Abstract

The chromium(III) catalysts based on tridentate silicon-bridged tris(diphenylphosphine) ligands of the form RSi(CH2PPh2)3 (L1: R = Me; L2: R = Cy; L3: R = Ph) were investigated for selective ethylene tri-/tetramerization. The steric and electronic properties of the substituents attached to the silicon moiety have been observed to have a great impact on the catalytic performance of these catalysts. Single-crystal analysis, high-resolution mass spectrometry (HR-MS), and elemental analysis revealed that these complexes may adopt mononuclear tridentate coordination mode (k3-P, P, P) with Cr center. However, one of the phosphorus atoms in these complexes may act as a hemilabile donor and presumably loses its coordination with chromium in the presence of a competent donor which consequently transformed the tridentate complexes to bidentate (k2-P, P) coordination mode.
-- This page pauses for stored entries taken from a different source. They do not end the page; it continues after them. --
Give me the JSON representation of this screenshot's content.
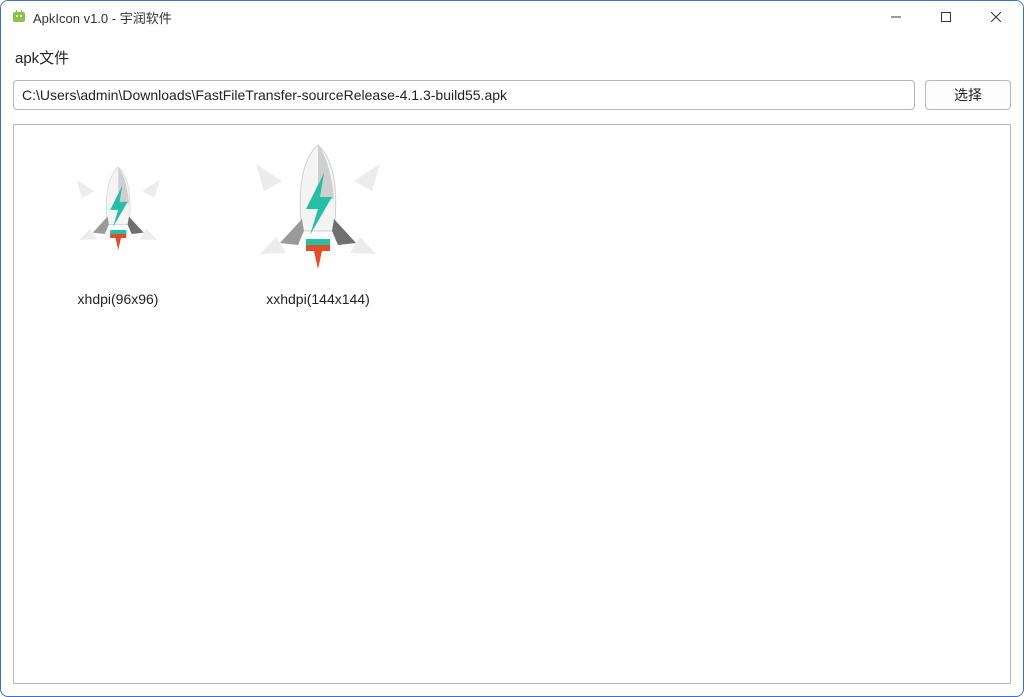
{
  "window": {
    "title": "ApkIcon v1.0 - 宇润软件"
  },
  "toolbar": {
    "file_label": "apk文件",
    "path_value": "C:\\Users\\admin\\Downloads\\FastFileTransfer-sourceRelease-4.1.3-build55.apk",
    "browse_label": "选择"
  },
  "icons": [
    {
      "label": "xhdpi(96x96)",
      "scale": 0.67
    },
    {
      "label": "xxhdpi(144x144)",
      "scale": 1.0
    }
  ]
}
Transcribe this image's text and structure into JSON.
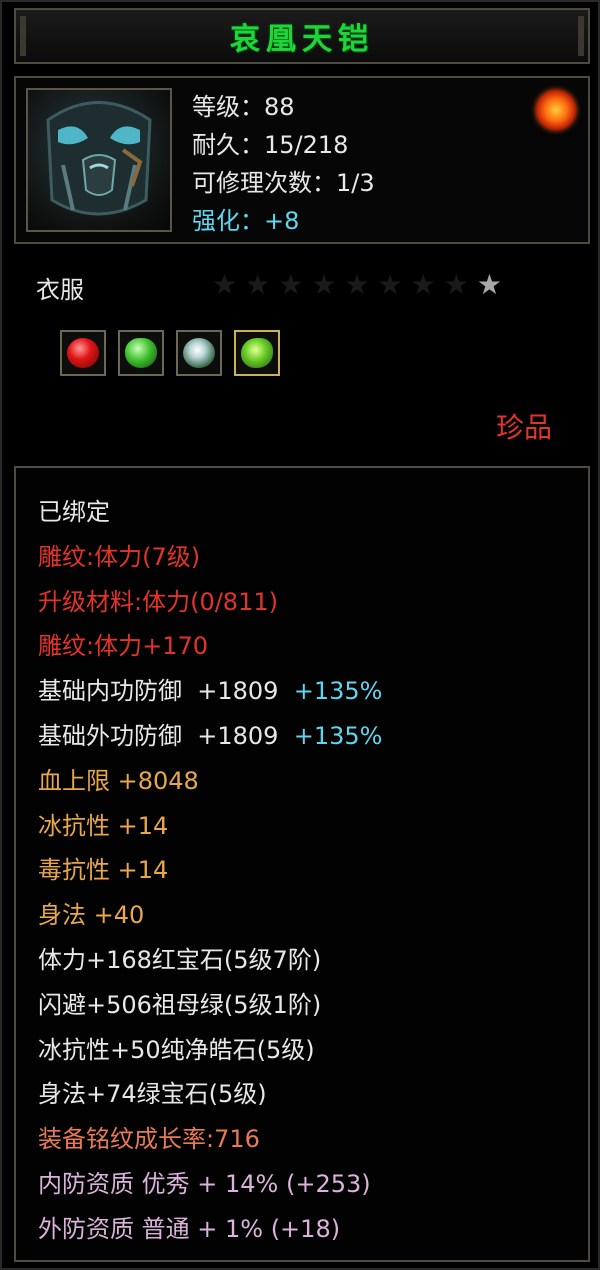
{
  "item": {
    "name": "哀凰天铠",
    "level_label": "等级：",
    "level_value": "88",
    "durability_label": "耐久：",
    "durability_value": "15/218",
    "repair_label": "可修理次数：",
    "repair_value": "1/3",
    "enhance_label": "强化：",
    "enhance_value": "+8",
    "type": "衣服",
    "rarity": "珍品",
    "stars_total": 9,
    "stars_active": 1
  },
  "gems": [
    {
      "name": "red-gem-icon",
      "color": "#e01515"
    },
    {
      "name": "emerald-gem-icon",
      "color": "#3fbf2d"
    },
    {
      "name": "diamond-gem-icon",
      "color": "#b8d6d8"
    },
    {
      "name": "green-gem-icon",
      "color": "#6ccf2a"
    }
  ],
  "attributes": {
    "bound": "已绑定",
    "engrave_level": "雕纹:体力(7级)",
    "upgrade_material": "升级材料:体力(0/811)",
    "engrave_bonus": "雕纹:体力+170",
    "inner_defense": {
      "label": "基础内功防御",
      "value": "+1809",
      "pct": "+135%"
    },
    "outer_defense": {
      "label": "基础外功防御",
      "value": "+1809",
      "pct": "+135%"
    },
    "hp_cap": "血上限  +8048",
    "ice_resist": "冰抗性  +14",
    "poison_resist": "毒抗性  +14",
    "agility": "身法  +40",
    "gem_stat_1": "体力+168红宝石(5级7阶)",
    "gem_stat_2": "闪避+506祖母绿(5级1阶)",
    "gem_stat_3": "冰抗性+50纯净皓石(5级)",
    "gem_stat_4": "身法+74绿宝石(5级)",
    "growth_rate": "装备铭纹成长率:716",
    "inner_quality": "内防资质  优秀  +  14%  (+253)",
    "outer_quality": "外防资质  普通  +  1%  (+18)"
  },
  "colors": {
    "title": "#1fd63a",
    "red": "#e2342a",
    "orange": "#e8a84a",
    "cyan": "#5ed6ef",
    "violet": "#d9b3d9"
  }
}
Backbone modification of L1 of the precatalyst 1 via successive abstraction of methylene spacers may offer MeSi(CH2)n(PPh2)3 (L4: n = 2; L5: n = 1; L6: n = 0) type chromium(III) complexes. Ethylene oligomerization of these systems suggested that the methylene spacers may effectively tune the complex structure and catalytic performance. Precatalyst 1 and 4 respectively based on L1 and L4 deliver 70% C8 selectivity in the liquid oligomeric fraction and considerable activity under experimental conditions. DFT investigations based on catalyst 4 revealed that the catalyst may simultaneously facilitate the single and double coordination pathways for C8 formation, however, the single coordination pathway is thermodynamically more favorable for this system.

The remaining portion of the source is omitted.